Environment General Courses (ENVIRON)

graduate level, taught in Durham

298.60 Integrative and Comparative Pathobiology for Toxicologists
Spring 2004
Professor David E. Hinton
Environmental Sciences and Policy
Nicholas School of the Environment and Earth Sciences
A333 B LSRC
613-8038
dhinton@duke.edu

This will be a lecture and laboratory (computer-based and using mounted photomicrographs) course emphasizing basic concepts and terminology of cells, tissues and organs. Using the mammalian anatomical plan and its major alterations in acute and chronic toxicity, the course seeks to acquaint the student with the skills necessary to integrate molecular findings/responses to those of cells, tissues, organs and organ systems. Specific topics include: cellular adaptation and cell injury; pathogenesis and morphology of cell injury and death, intra- and extra-cellular accumulations; circulatory disturbances including hemorrhage, thrombosis and edema; biochemical mediators and cells of inflammation; forms of inflammation and repair; host &parasite interactions in disease; alterations in growth; biology of neoplastic and malignant cells; and, mechanisms of carcinogenesis.
Next, the course will cover specific organ systems reviewing dynamic anatomy and emphasizing features of toxicity. The major aim is to integrate form with altered function enabling the student to move from molecular derangement to phenotype. Circulatory, musculoskeletal, digestive, nervous, integumentary, reproductive, respiratory, and urinary systems will be covered.
Where diversions from the general mammalian structural plan are encountered in analysis of fishes versus mammals, the former will be discussed in detail with emphasis on normal and altered structure.
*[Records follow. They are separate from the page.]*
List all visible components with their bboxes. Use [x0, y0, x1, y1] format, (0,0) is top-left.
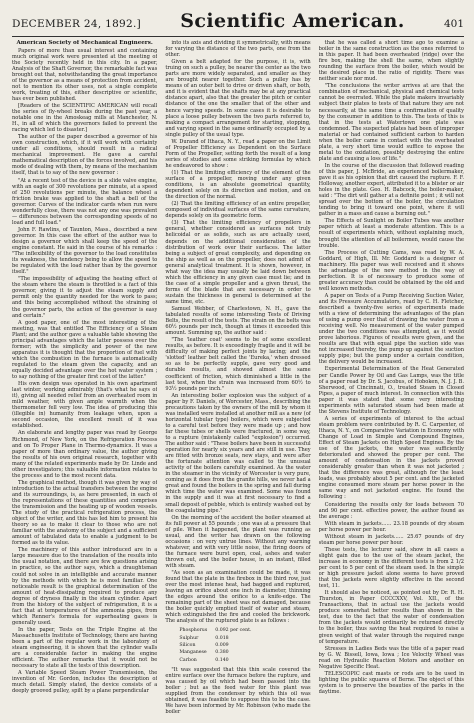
column-left	[12, 40, 157, 715]
paragraph: that he was called a short time ago to examine a boiler in the same construction as the ones referred to in this paper. It had been overheated (ridge) over the fire box, making the shell the same, when slightly rounding the surface from the boiler, which would be the desired place in the ratio of rigidity. There was neither scale nor mud.	[318, 40, 464, 83]
element-percent: 0.380	[215, 650, 229, 656]
element-percent: 0.092 per cent.	[215, 628, 252, 634]
paragraph: "The impossibility of adjusting the heating effect of the steam where the steam is throttled is a fact of this governor, giving it to adjust the steam supply and permit only the quantity needed for the work to pass; and this being accomplished without the straining of the governor parts, the action of the governor is easy and certain."	[12, 276, 158, 319]
paragraph: Stresses in Ladies Beds was the title of a paper read by G. W. Bissell, Iowa, Iowa ; Ice Velocity Wheel was read on Hydraulic Reaction Motors and another on Negative Specific Heat.	[318, 645, 464, 670]
paragraph: "The 'leather coat' seems to be of some excellent results, as before. It is exceedingly fragile and it will be difficulty of making perfect joints by lacing; and the 'slotted' leather belt called the 'Eureka,' when dressed so as to be perfectly supple, gave very good and durable results, and showed almost the same coefficient of friction, which diminished a little in the last test, when the strain was increased from 60½ to 93½ pounds per inch."	[165, 337, 311, 392]
paragraph: Experimental Determination of the Heat Generated per Candle Power by Oil and Gas Lamps, was the title of a paper read by Dr. S. Jacobus, of Hoboken, N. J. J. B. Sherwood, of Cincinnati, O., treated Steam in Closed Pipes, a paper of much interest. In connection with this paper it was stated that some very interesting experiments with saturated steam had been made at the Stevens Institute of Technology.	[318, 366, 464, 415]
paragraph: "The conclusions the writer arrives at are that the combination of mechanical, physical and chemical tests cannot be overrated. While the plate makers invariably subject their plates to tests of that nature they are not necessarily, at the same time a confirmation of quality by the consumer in addition to this. The tests of this is that in the tests at Watertown one plate was condemned. The suspected plates had been of improper material or had contained sufficient carbon to harden when the boiler came in contact with the overheated plate, a very short time would suffice to expose the metal to the oxidation, possibly destroying the entire plate and causing a loss of life."	[318, 83, 464, 162]
element-percent: 0.009	[215, 643, 229, 649]
paragraph: TELESCOPIC cast masts or rods are to be used in lighting the public squares of Berne. The object of this system is to preserve the beauties of the parks in the daytime.	[318, 670, 464, 695]
paragraph: Given a belt adapted for the purpose, it is, with truing on such a pulley, be nearer the center as the two parts are more widely separated, and smaller as they are brought nearer together. Such a pulley has by means of an outer belt to drive or driven shaft, or both, and it is evident that the shafts may be at any practical distance apart, also that the greater the pitch or center distance of the one the smaller that of the other and hence varying speeds. In some cases it is desirable to place a loose pulley between the two parts referred to, making a compact arrangement for starting, stopping, and varying speed in the same ordinarily occupied by a single pulley of the usual type.	[165, 59, 311, 138]
paragraph: (1) That the limiting efficiency of the element of the surface of a propeller, moving under any given conditions, is an absolute geometrical quantity, dependent solely on its direction and motion, and on the direction of the normal.	[165, 169, 311, 201]
paragraph: The machinery of this author introduced are in a large measure due to the translation of the results into the usual notation, and there are few questions arising in practice, so the author says, which a draughtsman could not solve in an intelligible and accurate manner by the methods with which he is most familiar. One noticeable result is the graphical determination of the amount of heat-dissipating required to produce any degree of dryness finally in the steam cylinder. Apart from the history of the subject of refrigeration, it is a fact that at temperatures of the ammonia pipes, from which Renner's formula for superheating gases is generally used.	[12, 547, 158, 626]
paragraph: With steam in jackets...... 23.18 pounds of dry steam per horse power per hour.	[318, 520, 464, 533]
table-row	[179, 650, 257, 655]
paragraph: In the paper, Tests on the Triple Engine at the Massachusetts Institute of Technology, there are having been a part of the regular work in the laboratory of steam engineering, it is shown that the cylinder walls are a considerable factor in making the engine efficient. The author remarks that it would not be necessary to state all the tests of this description.	[12, 626, 158, 670]
issue-date: DECEMBER 24, 1892.]	[12, 18, 142, 30]
paragraph: A good paper, one of the most interesting of the meeting, was that entitled The Efficiency of a Steam Plant; and the author gave a valuable table showing the principal advantages which the latter possess over the former; with the simplicity and power of the new apparatus it is thought that the proportion of fuel with which the combustion in the furnace is automatically regulated to the steam given the capacity, and an equally decided advantage over the hot water system ; to say nothing of the greater first cost of the latter."	[12, 319, 158, 381]
page-header	[12, 10, 464, 36]
paragraph: The Effects of Sunlight on Boiler Tubes was another paper which at least a moderate attention. This is a result of experiments which, without explaining much, brought the attention of all boilermen, would cause the trouble.	[318, 218, 464, 249]
paragraph: A paper on Tests of a Pump Receiving Suction Water, and its Pressure Accumulators, read by C. H. Fletcher, described a twenty-five series of experiments made with a view of determining the advantages of the plan of using a pump over that of drawing the water from a receiving well. No measurement of the water pumped under the two conditions was attempted, as it would prove laborious. Figures of results were given, and the results are that with equal pipe the suction side was not increased thereby, the pump up against the suction supply pipe; but the pump under a certain condition, the delivery would be increased.	[318, 292, 464, 366]
column-right	[319, 40, 464, 715]
analysis-table	[177, 626, 259, 664]
paragraph: The graphical method, though it was given by way of introduction to the actual transfers between the engine and its surroundings, is, as here presented, in each of the representations of these quantities and comprises the transmission and the heating up of wooden vessels. The study of the practical refrigeration process, the object of the writer, and this has led him to present his theory so as to make it clear to those who are not familiar with the anatomy of the subject and a sufficient amount of tabulated data to enable a judgment to be formed as to its value.	[12, 479, 158, 547]
paragraph: "As soon as an examination could be made, it was found that the plate in the firebox in the third row, just over the most intense heat, had bagged and ruptured, leaving an orifice about one inch in diameter, thinning the edges around the orifice to a knife-edge. The remaining part of the sheet was not damaged, because the boiler quickly emptied itself of water and steam, which extinguished the fire and cooled the brickwork. The analysis of the ruptured plate is as follows :	[165, 570, 311, 625]
element-name: Manganese	[179, 650, 207, 656]
paragraph: John F. Rawlins, of Taunton, Mass., described a new governor. In this case the effort of the author was to design a governor which shall keep the speed of the engine constant. He said in the course of his remarks : "The inflexibility of the governor to the load constitutes its weakness, the tendency being to allow the speed to be regulated with the load rather than by the governor itself."	[12, 226, 158, 276]
paragraph: An elaborate and lengthy paper was read by George Richmond, of New York, on the Refrigeration Process and on To Proper Plane in Thermo-dynamics. It was a paper of more than ordinary value, the author giving the results of his own original research, together with many of the related experiments made by Dr. Linde and other investigators; this valuable information relates to the process and to the most recent data.	[12, 430, 158, 479]
paragraph: A series of experiments of interest to the actual steam problem were contributed by R. C. Carpenter, of Ithaca, N. Y., on Comparative Variation in Economy with Change of Load in Simple and Compound Engines, Effect of Steam Jackets on High Speed Engines. By the use of the jackets, the water was sufficiently deteriorated and showed the proper per cent. The amount of condensation in the jackets proved considerably greater than when it was not jacketed ; that the difference was great, although for the least loads, was probably about 5 per cent. and the jacketed engine consumed more steam per horse power in the same way and not jacketed engine. He found the following :	[318, 415, 464, 501]
paragraph: The author of the paper described a governor of his own construction, which, if it will work with certainty under all conditions, should result in a radical mechanical improvement. He gave a careful mathematical description of the forces involved, and his mode of dealing with them, by means of the mechanism itself, that is to say of the new governor :	[12, 134, 158, 177]
paragraph: It should also be noticed, as pointed out by Dr. R. H. Thurston, in Paper CCCCXXV, Vol. XII., of the Transactions, that in actual use the jackets would produce somewhat better results than shown in the test, due to the fact that the water of condensation from the jackets would ordinarily be returned directly to the boiler, thus saving the heat required to raise a given weight of that water through the required range of temperature.	[318, 590, 464, 645]
paragraph: Samuel Webber, of Charlestown, N. H., gave the tabulated results of some interesting Tests of Driving Belts, the result of the tests. The strain on the belts was 60½ pounds per inch, though at times it exceeded this amount. Summing up, the author said :	[165, 306, 311, 337]
paragraph: (3) That the limiting efficiency of propellers in general, whether considered as surfaces not truly helicoidal or as solids, such as are actually used, depends on the additional consideration of the distribution of work over their surfaces. The latter being a subject of great complexity, and depending on the ship as well as on the propeller, does not admit of general analytical treatment. It is shown, however, in what way the idea may usually be laid down between which the efficiency in any given case must lie; and in the case of a simple propeller and a given thrust, the forms of the blade that are necessary in order to sustain the thickness in general is determined at the same time, etc.	[165, 220, 311, 305]
paragraph: His own design was operated in his own apartment last winter, working admirably (that's what he says of it), giving all needed relief from an overheated room in mild weather, with given ample warmth when the thermometer fell very low. The idea of producing this (illegible in) humanity from leakage when, upon a second occasion, the excellent result of it was established.	[12, 381, 158, 430]
paragraph: The Process of Cutting Cams, was read by W. A. Goddard, of High, Ill. Mr. Goddard is a designer of machinery. His paper was well received and it shows the advantage of the new method in the way of perfection. It is of necessary to produce some of greater accuracy than could be obtained by the old and well known methods.	[318, 249, 464, 292]
paragraph: An interesting boiler explosion was the subject of a paper by F. Daniels, of Worcester, Mass., describing the precautions taken by the owners of the mill by whom it was installed were installed at another mill as a new (of horizontal tubular type) boilers, which were subjected to a careful test before they were made up ; and how far these tubes or shells were fractured, in some way, to a rupture (mistakenly called "explosion") occurred. The author said : "These boilers have been in successful operation for nearly six years and are still in use. They are fitted with bronze seats, new stays, and were after the fortunate attention was called to the unusual activity of the boilers carefully examined. As the water in the steamer in the vicinity of Worcester is very pure, coming as it does from the granite hills, we never had a great and found the boilers in the spring and fall during which time the water was examined. Some was found in the supply and it was at first necessary to find a small deposit of pebble, which is entirely washed out by the coagulating pipe."	[165, 392, 311, 514]
element-name: Sulphur	[179, 635, 199, 641]
paragraph: (2) That the limiting efficiency of an entire propeller, composed of individual surfaces of the same curvature, depends solely on its geometric form.	[165, 201, 311, 220]
element-name: Silicon	[179, 643, 196, 649]
element-percent: 0.140	[215, 657, 229, 663]
paragraph: A Variable Speed Steam Power Transmission, the invention of Mr. Gordon, includes the description of much detail. Simply stated, the device consists of a deeply grooved pulley, spilt by a plane perpendicular	[12, 670, 158, 695]
paragraph: [Readers of the SCIENTIFIC AMERICAN will recall the series of fly-wheel breaks during the past year, a notable one in the Amoskeag mills at Manchester, N. H., in all of which the governors failed to prevent the racing which led to disaster.]	[12, 102, 158, 134]
paragraph: "It was suggested that this thin scale covered the entire surface over the furnace before the rupture, and was caused by oil which had been passed into the boiler ; but as the feed water for this plant was supplied from the condenser by which this oil was obtained, it was feasible to suppose this to be the case. We have been informed by Mr. Robinson (who made the boiler	[165, 666, 311, 715]
element-percent: 0.018	[215, 635, 229, 641]
paragraph: On the morning of the accident the boiler steamed at its full power at 55 pounds ; one was at a pressure that of pile. When it happened, the plant was running as usual, and the writer has drawn on the following occasions : on very untrue lines. Without any warning whatever, and with very little noise, the firing doors of the furnace were burst open, coal, ashes and water thrown out, and the boiler house, in an instant, filled with steam.	[165, 514, 311, 569]
table-row	[179, 628, 257, 633]
paragraph: "At a recent test of the device in a slide valve engine, with an eagle of 300 revolutions per minute, at a speed of 250 revolutions per minute, the balance wheel a friction brake was applied to the shaft a bell of the governor. Curves of the indicator cards when run were wonderfully close, there was not any one was prevalent — differences between the corresponding speeds of no load and full load."	[12, 177, 158, 226]
column-middle	[165, 40, 310, 715]
paragraph: In the course of the discussion that followed reading of this paper, J. McBride, an experienced boilermaker, gave it as his opinion that dirt caused the rupture. F. F. Holloway, another expert, attributed it to a blister or air holes in the plate. Geo. H. Babcock, the boiler-maker, said : "The dirt will gather at a definite point ; it will not spread over the bottom of the boiler, the circulation tending to bring it toward one point, where it will gather in a mass and cause a burning out."	[318, 162, 464, 218]
table-row	[179, 636, 257, 641]
paragraph: These tests, the lecturer said, show in all cases a slight gain due to the use of the steam jacket, the increase in economy in the different tests is from 2 1/2 per cent to 5 per cent of the steam used. In the simple or high pressure jacket alone seems to have proved that the jackets were slightly effective in the second test, 11.	[318, 546, 464, 590]
paragraph: Without steam in jackets...... 25.67 pounds of dry steam per horse power per hour.	[318, 533, 464, 546]
masthead: Scientific American.	[180, 10, 405, 32]
table-row	[179, 643, 257, 648]
element-name: Carbon	[179, 657, 197, 663]
page-number: 401	[443, 18, 464, 30]
article-columns	[12, 40, 464, 715]
element-name: Phosphorus	[179, 628, 208, 634]
header-rule	[12, 36, 464, 37]
paragraph: Papers of more than usual interest and containing much original work were presented at the meeting of the Society recently held in this city. In a paper, Analysis of the Shaft Governor, the remarkable fact was brought out that, notwithstanding the great importance of the governor as a means of protection from accident, not to mention its other uses, not a single complete work, treating of this, either descriptive or scientific, has ever been published.	[12, 47, 158, 102]
article-heading: American Society of Mechanical Engineers.	[16, 40, 153, 46]
paragraph: W. Durand of Ithaca, N. Y., read a paper on the Limit of Propeller Efficiency as Dependent on the Surface Form of the Propeller, setting forth the result of a long series of studies and some striking formulas by which he endeavored to show :	[165, 138, 311, 169]
table-row	[179, 658, 257, 663]
paragraph: Considering the results only for loads between 70 and 90 per cent. effective power, the author found as the average :	[318, 501, 464, 520]
paragraph: into its axis and dividing it symmetrically, with means for varying the distance of the two parts, one from the other.	[165, 40, 311, 59]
Finally, an overall objective of the proposed course will be the comparative approach. First, this will focus on dynamic organology. There are common features between similarly named organs in fish and mammalian species; and, there are significant differences. These differences emerge as important in toxicity studies in at least the following ways: tissue components within similarly named organs may differ (intertubular regions of kidney of fishes are sites where hematopoiesis occurs, there is no bone marrow; certain fish species lack a stomach; a gill is not a lung); because of the environmental medium in which they reside, composite functions of similarly-named organs differ (mucus production in skin of aquatic organisms; osmoregulatory function in the major respiratory organ);and, for example, reproductive anatomy, function and toxicology is nearly species dependent. Using bony fishes, I intend to aid the student in developing an understanding of the manner in which the biological activities of different types of cells, when organized as tissues, or combined into organs, contribute to the functions of the organs and organ systems that comprise the organism and are critical to the functions of that organism. Another goal will be to compare the basic similarities and differences in the cellular organizations of organs and organ systems between the organisms. Then, we will focus on the toxic alterations exhibited at the various levels of biological organization within these organisms. We shall accomplish this by reviewing selected manuscripts. This comparative toxicology will augment other mammalian toxicology courses and avoid duplication. Where similar manifestations of toxicity (viz. carcinogenicity, teratogenicity) are encountered, we shall mention only mammalian references. Where responses are different, we shall distinguish them emphasizing specifics as shown in one but not the other class of vertebrates.
Finally the course recognizes the recent expanded usage of aquatic animals as models for specific aspects of human disease. Successful completion of course objectives will permit the student to master the recognition of potential uses of these alternative models and communicate this to the biomedical reviewers participating in standard study sections.